2. Increased Complexity

  • More moving parts
  • Event handling and projections
  • Synchronization between models

3. Data Duplication

  • Same data stored multiple times
  • Storage overhead
  • Consistency challenges

4. Learning Curve

  • Team needs to understand the pattern
  • More infrastructure to manage
  • Debugging becomes harder

When to Use CQRS

Use CQRS when:

  • Read and write workloads are very different
  • Complex reporting requirements
  • Need to scale reads and writes independently
  • Multiple clients with different data needs
  • Event-driven architecture already in place

Don’t use CQRS when:

  • Simple CRUD operations are sufficient
  • Team lacks experience with distributed systems
  • Data consistency is critical
  • Small application with simple requirements

Implementation Tips

1. Start Simple

Begin with simple CQRS (same database) before moving to separate stores.
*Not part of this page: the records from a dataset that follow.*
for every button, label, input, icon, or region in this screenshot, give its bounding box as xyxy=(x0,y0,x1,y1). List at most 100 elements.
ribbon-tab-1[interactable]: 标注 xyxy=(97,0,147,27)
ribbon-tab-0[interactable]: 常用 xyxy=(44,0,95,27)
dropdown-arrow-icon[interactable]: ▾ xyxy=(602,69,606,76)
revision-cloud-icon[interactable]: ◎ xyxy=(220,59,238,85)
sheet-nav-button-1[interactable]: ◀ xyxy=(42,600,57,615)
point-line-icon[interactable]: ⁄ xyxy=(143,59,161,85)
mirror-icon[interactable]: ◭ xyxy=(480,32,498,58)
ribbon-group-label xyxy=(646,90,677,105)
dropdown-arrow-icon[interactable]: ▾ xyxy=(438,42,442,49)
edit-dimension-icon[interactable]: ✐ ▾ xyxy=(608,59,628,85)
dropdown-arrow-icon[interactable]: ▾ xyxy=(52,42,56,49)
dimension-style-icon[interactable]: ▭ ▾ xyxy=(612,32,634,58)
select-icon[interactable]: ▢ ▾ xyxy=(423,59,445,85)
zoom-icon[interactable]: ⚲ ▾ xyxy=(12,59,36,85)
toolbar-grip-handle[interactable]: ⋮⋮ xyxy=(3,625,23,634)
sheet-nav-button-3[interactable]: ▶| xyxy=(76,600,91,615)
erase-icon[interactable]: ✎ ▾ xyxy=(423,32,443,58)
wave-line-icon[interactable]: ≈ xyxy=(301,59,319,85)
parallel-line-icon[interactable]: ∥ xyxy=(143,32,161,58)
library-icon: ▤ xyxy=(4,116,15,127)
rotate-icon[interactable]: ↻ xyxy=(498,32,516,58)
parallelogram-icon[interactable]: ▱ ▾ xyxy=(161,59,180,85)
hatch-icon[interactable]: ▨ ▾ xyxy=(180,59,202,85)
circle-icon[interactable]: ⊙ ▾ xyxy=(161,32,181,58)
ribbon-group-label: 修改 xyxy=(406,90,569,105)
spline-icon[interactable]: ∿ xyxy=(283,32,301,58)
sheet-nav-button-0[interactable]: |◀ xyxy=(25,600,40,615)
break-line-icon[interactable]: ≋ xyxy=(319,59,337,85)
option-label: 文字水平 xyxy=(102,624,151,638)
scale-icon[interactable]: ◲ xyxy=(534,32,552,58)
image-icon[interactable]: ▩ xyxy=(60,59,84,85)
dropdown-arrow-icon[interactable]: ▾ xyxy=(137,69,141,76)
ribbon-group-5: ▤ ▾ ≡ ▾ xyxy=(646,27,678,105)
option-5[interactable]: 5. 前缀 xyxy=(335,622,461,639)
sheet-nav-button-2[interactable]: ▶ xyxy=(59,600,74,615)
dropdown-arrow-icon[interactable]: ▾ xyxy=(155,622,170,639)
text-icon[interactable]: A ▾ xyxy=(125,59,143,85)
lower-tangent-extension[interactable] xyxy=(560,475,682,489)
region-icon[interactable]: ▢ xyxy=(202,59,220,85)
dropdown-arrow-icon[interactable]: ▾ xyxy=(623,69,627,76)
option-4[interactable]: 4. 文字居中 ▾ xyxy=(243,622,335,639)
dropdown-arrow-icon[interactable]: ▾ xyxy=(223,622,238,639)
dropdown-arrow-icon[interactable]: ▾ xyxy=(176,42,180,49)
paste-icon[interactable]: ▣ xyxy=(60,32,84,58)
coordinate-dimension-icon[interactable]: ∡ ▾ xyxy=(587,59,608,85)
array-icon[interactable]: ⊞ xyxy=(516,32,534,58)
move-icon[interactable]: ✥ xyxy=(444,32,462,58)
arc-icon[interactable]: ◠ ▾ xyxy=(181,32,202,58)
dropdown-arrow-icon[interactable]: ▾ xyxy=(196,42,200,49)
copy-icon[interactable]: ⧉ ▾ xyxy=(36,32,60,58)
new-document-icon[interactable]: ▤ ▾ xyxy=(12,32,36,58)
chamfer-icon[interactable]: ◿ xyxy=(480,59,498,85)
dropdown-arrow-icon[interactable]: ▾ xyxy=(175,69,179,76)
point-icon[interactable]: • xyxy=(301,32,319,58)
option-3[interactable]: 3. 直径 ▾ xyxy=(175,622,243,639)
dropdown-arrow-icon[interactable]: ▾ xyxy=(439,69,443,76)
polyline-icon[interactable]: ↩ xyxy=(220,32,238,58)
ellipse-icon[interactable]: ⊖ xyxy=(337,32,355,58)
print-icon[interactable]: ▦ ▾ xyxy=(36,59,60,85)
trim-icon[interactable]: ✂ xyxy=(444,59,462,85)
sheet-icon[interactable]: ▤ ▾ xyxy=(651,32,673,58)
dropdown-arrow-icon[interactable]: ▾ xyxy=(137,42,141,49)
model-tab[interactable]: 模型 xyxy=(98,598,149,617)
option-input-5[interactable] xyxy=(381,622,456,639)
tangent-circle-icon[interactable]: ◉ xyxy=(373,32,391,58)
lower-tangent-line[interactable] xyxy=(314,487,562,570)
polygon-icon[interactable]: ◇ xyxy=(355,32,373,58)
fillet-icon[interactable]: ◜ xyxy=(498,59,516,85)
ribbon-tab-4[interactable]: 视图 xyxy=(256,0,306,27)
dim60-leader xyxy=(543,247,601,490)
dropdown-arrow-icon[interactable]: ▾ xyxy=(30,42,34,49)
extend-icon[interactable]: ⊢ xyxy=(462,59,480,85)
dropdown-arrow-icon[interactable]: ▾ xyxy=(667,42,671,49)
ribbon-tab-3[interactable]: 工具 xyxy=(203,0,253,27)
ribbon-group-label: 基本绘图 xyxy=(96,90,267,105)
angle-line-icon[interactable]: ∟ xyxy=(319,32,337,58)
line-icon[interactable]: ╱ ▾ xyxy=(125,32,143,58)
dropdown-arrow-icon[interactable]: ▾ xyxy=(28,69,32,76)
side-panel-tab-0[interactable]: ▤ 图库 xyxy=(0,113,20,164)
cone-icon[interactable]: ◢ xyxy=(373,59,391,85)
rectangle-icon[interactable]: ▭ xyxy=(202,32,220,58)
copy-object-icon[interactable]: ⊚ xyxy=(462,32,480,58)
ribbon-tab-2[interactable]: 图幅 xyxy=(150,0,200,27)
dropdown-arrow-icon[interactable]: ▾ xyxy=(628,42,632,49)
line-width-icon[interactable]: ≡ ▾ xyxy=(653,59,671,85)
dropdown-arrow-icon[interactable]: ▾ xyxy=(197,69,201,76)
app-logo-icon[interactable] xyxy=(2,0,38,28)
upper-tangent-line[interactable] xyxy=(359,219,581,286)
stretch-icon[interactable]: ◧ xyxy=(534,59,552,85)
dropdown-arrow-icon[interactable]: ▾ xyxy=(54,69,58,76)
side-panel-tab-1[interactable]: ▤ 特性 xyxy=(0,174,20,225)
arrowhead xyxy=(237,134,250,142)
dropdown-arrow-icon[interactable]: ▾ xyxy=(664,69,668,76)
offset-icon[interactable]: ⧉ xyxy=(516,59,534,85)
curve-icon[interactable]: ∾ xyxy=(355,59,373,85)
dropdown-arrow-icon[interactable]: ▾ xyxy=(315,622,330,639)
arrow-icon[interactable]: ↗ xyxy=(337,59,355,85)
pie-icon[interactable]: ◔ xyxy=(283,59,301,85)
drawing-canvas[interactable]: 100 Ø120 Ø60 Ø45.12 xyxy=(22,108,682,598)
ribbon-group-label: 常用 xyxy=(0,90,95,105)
2. Handle Eventual Consistency

// Show loading states
const orders = await orderQueryHandler.getUserOrders(userId);
if (orders.isStale) {
  showLoadingIndicator();
}

// Or use push notifications
eventBus.on('OrderCreated', () => {
  refreshOrderList();
});

3. Monitor Lag

Track how far behind read models are from write models.

4. Design for Idempotency

Events might be processed multiple times:

class OrderViewProjection {
  async on(event: OrderCreatedEvent): Promise<void> {
    // Check if already processed
    const existing = await this.orderViewRepository.findById(event.orderId);
    if (existing) return;

    // Process event
    await this.createOrderView(event);
  }
}

CQRS in Practice

Many applications use CQRS without realizing it:

  • Social media feeds - Complex algorithms for timeline generation, simple writes for posts
  • E-commerce analytics - Real-time sales tracking with pre-computed dashboards
  • Banking systems - Transaction processing separate from account balance queries

Bottom Line

CQRS is powerful but complex. It solves real problems around scalability and flexibility, but introduces operational overhead.

Start with simple CRUD. Move to CQRS when you have clear evidence that read and write requirements are pulling in different directions.

When you do implement CQRS, start simple and evolve. Don’t jump straight to event sourcing and separate databases. Build complexity gradually as you prove the value.